Image: Monsanto Guilty of Poisoning French Farmer Who Inhaled Weed Killer
French farmer Paul François gives a press conference, on September 10, 2015, in Paris, following the ruling of Lyon's appeal court regarding his trial against Monsanto company, which he accuses of poisoning him after the use in 2004 of a herbicide forbidden in France since 2007. (Francois Guillot/AFP/Getty Images)

By    |   Friday, 11 Sep 2015 12:09 PM

The 2012 Monsanto guilty poisoning ruling was upheld this week by France's highest appellate court in a ruling that favored a French farmer who claims he was injured by the U.S. company's Lasso weed killer.

Plaintiffs argued that Paul Francois suffered neurological problems after he inhaled the chemical weed killer, according to Reuters. Francois has said he suffered memory loss, headaches, and stammering after the 2004 incident.

Lasso was banned from France in 2007 and the company has stopped it in Canada, Belgium, and Great Britain as well. It was phased out commercially in the United States several years ago, according to the wire service.

Before that, Lasso was one of the leading soil-applied herbicides that has been used since the 1960s to control grasses and broadleaf weeds in farm fields.

The ruling is just the latest in a string of legal problems for the Missouri-based agribusiness giant. East County Magazine reported Tuesday that the Environmental Protection Agency in California issued a notice of intent to label glyphosate as a carcinogen, known to cause cancer.

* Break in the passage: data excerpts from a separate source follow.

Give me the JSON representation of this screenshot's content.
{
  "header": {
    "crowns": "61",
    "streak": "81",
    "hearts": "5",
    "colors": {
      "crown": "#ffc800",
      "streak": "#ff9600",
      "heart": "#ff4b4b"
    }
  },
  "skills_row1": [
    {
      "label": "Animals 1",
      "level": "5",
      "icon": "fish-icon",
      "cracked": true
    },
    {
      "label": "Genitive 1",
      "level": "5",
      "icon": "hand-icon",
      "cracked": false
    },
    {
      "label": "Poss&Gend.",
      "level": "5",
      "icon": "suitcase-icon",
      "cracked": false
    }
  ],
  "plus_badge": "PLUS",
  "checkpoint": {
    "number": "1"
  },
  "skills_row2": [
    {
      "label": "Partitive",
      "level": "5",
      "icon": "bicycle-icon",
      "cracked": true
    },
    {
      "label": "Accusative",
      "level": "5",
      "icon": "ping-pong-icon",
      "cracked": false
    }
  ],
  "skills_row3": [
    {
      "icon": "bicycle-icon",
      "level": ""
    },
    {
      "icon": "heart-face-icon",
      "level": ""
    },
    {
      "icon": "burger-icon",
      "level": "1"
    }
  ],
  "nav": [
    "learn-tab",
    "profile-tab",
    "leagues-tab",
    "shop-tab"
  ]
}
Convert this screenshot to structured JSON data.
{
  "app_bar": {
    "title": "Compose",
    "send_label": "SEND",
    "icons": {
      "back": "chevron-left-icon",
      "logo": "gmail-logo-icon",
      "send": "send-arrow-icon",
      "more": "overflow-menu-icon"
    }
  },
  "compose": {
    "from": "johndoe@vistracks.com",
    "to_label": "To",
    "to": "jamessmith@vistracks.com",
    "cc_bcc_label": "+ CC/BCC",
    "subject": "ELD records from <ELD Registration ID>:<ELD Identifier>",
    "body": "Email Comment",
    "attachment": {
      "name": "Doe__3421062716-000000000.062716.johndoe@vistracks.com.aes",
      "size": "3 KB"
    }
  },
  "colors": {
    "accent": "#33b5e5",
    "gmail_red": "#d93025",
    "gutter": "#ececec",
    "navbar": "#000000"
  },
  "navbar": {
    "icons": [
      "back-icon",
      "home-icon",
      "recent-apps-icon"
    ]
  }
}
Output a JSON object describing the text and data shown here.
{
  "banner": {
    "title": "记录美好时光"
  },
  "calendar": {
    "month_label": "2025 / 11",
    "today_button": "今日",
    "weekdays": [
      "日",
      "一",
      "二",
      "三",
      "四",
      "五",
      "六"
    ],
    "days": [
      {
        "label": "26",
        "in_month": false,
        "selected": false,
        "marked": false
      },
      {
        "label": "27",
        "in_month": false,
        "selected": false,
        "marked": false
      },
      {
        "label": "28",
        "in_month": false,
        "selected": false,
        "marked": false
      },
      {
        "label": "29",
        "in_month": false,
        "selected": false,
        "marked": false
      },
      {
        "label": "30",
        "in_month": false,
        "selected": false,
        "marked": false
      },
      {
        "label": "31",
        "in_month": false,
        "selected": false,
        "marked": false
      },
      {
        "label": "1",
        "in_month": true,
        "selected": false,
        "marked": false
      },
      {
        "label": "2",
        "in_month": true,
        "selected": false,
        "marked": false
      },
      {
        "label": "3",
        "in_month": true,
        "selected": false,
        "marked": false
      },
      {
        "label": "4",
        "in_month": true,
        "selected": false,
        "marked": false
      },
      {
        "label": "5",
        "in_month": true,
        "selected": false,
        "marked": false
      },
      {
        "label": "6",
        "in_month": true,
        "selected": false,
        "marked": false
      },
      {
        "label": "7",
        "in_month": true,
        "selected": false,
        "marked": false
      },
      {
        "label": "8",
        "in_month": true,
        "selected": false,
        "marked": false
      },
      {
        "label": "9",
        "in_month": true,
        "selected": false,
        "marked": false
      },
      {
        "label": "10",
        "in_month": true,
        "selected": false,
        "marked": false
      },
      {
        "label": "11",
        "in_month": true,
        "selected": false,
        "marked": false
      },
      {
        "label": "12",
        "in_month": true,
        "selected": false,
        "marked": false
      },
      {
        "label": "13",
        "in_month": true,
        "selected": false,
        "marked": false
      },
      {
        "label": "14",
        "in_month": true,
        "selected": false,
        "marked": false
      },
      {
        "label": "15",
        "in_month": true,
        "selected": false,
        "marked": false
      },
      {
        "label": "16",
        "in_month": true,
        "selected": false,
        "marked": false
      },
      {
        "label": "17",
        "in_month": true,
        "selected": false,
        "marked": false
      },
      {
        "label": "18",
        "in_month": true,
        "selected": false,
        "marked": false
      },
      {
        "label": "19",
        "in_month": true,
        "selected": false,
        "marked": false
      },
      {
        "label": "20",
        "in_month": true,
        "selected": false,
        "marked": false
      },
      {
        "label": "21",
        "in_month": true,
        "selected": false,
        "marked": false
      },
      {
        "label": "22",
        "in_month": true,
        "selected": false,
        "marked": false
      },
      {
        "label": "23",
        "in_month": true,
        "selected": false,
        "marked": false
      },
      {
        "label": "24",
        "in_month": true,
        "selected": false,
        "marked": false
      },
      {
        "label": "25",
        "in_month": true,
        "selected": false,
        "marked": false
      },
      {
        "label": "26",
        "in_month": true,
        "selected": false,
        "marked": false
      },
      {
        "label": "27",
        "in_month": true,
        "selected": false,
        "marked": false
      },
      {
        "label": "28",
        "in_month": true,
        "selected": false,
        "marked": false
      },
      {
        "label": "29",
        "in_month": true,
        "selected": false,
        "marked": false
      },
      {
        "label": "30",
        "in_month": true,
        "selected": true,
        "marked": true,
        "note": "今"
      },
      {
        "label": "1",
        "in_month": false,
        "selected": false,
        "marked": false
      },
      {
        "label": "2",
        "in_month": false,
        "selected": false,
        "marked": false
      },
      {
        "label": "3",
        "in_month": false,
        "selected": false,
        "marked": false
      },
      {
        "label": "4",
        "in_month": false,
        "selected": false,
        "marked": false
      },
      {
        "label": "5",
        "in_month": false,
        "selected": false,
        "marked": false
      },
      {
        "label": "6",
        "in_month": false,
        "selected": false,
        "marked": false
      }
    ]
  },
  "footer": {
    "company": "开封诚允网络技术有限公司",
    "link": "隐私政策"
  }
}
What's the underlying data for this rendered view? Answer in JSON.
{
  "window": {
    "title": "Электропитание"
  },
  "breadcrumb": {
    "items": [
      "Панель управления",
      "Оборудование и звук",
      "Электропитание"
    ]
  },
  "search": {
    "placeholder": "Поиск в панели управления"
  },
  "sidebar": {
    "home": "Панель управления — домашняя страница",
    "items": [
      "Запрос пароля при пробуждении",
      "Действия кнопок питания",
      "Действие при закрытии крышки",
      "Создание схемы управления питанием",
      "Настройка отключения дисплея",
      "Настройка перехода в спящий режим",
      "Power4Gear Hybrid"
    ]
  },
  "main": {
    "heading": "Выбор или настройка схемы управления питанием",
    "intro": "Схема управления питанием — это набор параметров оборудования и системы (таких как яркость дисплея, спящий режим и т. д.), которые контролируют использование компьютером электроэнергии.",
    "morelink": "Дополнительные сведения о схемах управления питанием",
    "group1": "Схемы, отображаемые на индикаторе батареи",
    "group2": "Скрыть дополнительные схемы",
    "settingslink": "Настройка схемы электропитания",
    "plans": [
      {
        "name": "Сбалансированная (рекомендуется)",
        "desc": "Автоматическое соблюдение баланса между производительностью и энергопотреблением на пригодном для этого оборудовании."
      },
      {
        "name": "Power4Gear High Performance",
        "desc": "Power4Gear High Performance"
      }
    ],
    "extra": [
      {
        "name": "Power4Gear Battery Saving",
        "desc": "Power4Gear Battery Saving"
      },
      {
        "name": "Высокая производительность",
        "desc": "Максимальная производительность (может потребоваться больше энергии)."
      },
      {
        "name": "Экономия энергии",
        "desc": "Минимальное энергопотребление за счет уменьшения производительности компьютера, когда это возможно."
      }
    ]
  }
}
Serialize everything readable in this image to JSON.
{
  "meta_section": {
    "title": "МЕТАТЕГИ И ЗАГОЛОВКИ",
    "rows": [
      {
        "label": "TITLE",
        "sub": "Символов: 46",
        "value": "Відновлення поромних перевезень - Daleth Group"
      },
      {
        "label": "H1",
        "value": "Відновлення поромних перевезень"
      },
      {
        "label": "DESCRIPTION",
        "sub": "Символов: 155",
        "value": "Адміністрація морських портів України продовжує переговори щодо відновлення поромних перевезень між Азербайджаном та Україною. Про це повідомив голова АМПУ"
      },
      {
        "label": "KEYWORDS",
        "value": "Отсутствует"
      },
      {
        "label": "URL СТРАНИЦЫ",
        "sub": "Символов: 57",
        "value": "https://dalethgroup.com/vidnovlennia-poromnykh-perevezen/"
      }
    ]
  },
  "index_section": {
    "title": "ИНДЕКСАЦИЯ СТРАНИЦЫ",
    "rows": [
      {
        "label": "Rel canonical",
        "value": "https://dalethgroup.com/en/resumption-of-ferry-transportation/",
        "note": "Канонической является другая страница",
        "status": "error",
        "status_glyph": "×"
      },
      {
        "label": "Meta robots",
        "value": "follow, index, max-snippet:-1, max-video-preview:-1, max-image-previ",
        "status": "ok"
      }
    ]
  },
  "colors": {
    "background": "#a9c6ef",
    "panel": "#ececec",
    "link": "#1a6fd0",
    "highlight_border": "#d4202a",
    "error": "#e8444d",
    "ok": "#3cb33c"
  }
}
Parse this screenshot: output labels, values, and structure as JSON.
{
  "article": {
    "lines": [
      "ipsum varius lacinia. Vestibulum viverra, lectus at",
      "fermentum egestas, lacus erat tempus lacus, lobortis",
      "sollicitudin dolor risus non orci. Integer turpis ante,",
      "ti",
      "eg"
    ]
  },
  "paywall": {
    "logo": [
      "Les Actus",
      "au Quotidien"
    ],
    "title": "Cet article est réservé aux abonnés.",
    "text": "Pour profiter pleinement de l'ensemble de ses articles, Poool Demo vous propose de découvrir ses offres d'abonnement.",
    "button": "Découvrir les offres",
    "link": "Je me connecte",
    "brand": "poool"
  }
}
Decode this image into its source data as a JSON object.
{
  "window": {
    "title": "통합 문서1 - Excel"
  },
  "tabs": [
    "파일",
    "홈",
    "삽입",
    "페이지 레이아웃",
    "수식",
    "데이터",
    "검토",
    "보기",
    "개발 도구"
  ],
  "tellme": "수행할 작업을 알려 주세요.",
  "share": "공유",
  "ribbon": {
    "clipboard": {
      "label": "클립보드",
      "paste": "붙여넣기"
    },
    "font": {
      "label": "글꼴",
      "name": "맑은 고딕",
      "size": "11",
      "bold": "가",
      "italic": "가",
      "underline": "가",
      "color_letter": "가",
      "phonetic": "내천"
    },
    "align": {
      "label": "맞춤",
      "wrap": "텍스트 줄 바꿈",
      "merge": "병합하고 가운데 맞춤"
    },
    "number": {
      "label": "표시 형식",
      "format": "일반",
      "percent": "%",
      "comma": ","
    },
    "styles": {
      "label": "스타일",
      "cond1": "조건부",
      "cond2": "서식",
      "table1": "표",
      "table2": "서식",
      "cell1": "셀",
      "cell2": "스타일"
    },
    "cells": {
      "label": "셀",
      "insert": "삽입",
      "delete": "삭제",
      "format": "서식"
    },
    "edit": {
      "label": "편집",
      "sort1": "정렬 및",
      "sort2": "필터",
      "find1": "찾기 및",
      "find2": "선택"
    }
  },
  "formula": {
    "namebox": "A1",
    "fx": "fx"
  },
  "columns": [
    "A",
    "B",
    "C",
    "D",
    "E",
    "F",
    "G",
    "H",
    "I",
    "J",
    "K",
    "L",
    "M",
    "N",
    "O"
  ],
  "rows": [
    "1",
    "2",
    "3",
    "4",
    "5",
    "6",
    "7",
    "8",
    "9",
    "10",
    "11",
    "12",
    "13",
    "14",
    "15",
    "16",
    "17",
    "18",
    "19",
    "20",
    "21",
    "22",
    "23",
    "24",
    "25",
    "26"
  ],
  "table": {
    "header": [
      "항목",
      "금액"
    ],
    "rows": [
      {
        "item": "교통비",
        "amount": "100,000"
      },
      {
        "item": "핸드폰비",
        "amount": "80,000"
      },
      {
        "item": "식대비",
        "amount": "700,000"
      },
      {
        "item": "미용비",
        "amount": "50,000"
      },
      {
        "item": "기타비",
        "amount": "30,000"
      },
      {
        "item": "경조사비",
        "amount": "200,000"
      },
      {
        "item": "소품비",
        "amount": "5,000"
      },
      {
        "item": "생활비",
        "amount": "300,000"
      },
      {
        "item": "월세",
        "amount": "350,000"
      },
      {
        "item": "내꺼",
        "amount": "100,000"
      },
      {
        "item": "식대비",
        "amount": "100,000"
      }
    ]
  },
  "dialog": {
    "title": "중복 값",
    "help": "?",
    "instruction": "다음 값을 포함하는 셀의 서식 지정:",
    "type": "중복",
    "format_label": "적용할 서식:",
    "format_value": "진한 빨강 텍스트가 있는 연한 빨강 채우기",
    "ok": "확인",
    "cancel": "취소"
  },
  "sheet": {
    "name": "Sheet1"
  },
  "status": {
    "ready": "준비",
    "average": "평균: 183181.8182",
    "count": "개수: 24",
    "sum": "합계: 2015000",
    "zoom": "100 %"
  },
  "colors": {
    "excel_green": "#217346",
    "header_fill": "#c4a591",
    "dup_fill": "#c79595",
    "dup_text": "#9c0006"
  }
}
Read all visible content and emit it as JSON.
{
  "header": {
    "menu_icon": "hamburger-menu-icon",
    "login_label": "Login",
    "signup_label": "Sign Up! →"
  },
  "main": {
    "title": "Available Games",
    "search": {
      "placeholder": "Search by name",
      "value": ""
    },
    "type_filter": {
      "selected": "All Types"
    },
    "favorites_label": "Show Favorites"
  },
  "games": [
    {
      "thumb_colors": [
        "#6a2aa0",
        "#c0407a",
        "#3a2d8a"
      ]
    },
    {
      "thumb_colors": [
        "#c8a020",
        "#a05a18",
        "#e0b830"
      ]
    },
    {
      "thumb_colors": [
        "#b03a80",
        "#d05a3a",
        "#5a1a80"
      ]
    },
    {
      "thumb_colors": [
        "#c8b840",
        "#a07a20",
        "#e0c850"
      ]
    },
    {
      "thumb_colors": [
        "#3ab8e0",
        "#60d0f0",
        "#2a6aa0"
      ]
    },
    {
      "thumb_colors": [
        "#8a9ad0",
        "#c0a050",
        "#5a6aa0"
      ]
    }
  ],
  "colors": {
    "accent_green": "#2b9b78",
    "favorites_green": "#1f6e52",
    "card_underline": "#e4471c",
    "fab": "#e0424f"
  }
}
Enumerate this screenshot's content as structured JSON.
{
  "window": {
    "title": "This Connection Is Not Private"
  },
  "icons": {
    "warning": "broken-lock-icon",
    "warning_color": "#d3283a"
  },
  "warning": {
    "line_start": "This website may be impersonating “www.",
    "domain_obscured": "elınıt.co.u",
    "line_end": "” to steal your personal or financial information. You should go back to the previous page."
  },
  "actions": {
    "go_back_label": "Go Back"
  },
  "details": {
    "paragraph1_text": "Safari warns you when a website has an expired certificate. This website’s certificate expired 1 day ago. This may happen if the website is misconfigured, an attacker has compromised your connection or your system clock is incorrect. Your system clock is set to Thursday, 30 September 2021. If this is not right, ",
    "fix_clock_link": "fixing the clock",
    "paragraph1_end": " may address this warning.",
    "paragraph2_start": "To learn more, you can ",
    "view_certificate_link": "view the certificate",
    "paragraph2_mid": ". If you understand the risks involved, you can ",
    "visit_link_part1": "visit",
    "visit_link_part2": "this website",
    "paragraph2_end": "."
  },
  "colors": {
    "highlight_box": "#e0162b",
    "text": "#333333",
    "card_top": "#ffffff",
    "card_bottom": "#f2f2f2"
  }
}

Glyphosate is an herbicide that is a main ingredient in Monsanto's Roundup, according to East County Magazine. The publication stated that glyphosate was connected with the decline in Monarch butterflies nationwide.

Nathan Donley, a scientist for the Center for Biological Diversity, said the EPA's action would protect people and wildlife from a toxic chemical.

"More than 250 million pounds of glyphosate are used each year in the United States, and the science is clear that it's a threat to public health and countless wildlife species," Donley said in his statement. "It's long past time to start reining in the out-of-control use of glyphosate in the United States."

Monsanto stated in June that an Environmental Protection Agency
screening program claimed that glyphosate was not an endocrine disruptor. Endocrine disruptors are chemicals that could interfere with the body's endocrine system and produce adverse developmental, reproductive, neurological, and immune effects in both humans and wildlife, according to the National Institute of Environmental Health Science.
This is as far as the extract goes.